The plain-clothes officers detained Anditon, who had £46 cash in his left hand. The female taxi passenger was also searched and found to have two wraps of crack cocaine and one wrap of heroin, believed to have been sold to her by Anditon.

Four months later, on May 2 2024, he was arrested again after he was seen entering and leaving a property on Beresford Road, Oxton, with another man.

The man Anditon was with was detained and found to be in possession of drugs and money.

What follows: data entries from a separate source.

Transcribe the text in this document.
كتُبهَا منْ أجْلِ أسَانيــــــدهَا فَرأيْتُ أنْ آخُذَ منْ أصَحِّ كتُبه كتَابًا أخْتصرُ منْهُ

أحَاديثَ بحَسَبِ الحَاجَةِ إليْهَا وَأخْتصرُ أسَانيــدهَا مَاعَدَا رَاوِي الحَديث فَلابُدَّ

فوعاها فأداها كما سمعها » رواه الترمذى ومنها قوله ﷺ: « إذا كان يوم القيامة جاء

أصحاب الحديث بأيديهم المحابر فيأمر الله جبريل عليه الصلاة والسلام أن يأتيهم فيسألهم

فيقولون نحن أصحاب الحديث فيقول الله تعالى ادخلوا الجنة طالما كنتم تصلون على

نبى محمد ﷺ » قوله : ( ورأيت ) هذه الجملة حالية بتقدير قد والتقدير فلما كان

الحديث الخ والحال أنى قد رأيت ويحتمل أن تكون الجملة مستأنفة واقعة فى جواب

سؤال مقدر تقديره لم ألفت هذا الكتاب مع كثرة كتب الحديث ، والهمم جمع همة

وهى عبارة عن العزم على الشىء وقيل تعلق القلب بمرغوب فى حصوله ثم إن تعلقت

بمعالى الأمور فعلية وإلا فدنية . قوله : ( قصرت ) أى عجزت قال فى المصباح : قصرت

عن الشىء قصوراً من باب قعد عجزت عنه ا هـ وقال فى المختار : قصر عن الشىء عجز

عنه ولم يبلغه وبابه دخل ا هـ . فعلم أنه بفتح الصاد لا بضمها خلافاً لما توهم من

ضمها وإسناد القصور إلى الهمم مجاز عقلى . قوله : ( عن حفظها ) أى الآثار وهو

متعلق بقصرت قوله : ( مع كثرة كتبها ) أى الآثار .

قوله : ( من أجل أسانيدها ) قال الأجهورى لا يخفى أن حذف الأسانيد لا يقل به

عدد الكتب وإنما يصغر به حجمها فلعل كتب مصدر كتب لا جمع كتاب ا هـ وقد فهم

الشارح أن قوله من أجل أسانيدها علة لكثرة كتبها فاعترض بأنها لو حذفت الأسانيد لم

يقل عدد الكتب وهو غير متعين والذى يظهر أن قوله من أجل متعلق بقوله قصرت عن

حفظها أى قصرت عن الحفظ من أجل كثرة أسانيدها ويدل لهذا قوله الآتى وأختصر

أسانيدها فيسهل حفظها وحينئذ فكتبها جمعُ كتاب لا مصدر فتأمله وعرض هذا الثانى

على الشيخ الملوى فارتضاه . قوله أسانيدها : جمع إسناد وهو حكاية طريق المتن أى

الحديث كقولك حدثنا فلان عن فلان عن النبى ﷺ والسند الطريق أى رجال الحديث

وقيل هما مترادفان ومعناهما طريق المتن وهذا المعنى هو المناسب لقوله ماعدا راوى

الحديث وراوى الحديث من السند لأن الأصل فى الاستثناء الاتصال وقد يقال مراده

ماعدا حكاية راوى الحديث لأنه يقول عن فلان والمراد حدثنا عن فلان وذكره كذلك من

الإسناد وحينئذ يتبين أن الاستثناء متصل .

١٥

A subsequent search of Beresford Road found 20 wraps of heroin and nine wraps of crack cocaine concealed in a coat belonging to Anditon.

At Liverpool Crown Court on December 16, prosecutor Andrew McInnes said: “Colin Anditon is 53 with 13 convictions for 26 offences, many for dishonesty, but a significant conviction from the USA in 1993 when he received an indeterminate sentence.”

Ken Heckle, defending, said the 53-year-old had spent time in mental health hospitals following his arrests. He said: “It may well be impacted by cocaine use, but he’s still being treated in a mental health wing in prison. He’s probably that much more obviously vulnerable because of how this exhibits.

“I accept cocaine use is there as well, but it doesn’t appear to be if you get rid of the cocaine use, you get rid of all the problems. These are long-term mental health issues.

“Obviously there has been a long time of incarceration both here and in America. On a happier note, he seems to be thriving and doing a lot better within the prison system.”

Judge Robert Trevor-Jones sentenced Anditon to 24 months in prison relating to the offences in January 2024, and 18 months relating to the offences in May 2024, making a total of three years and five months in prison.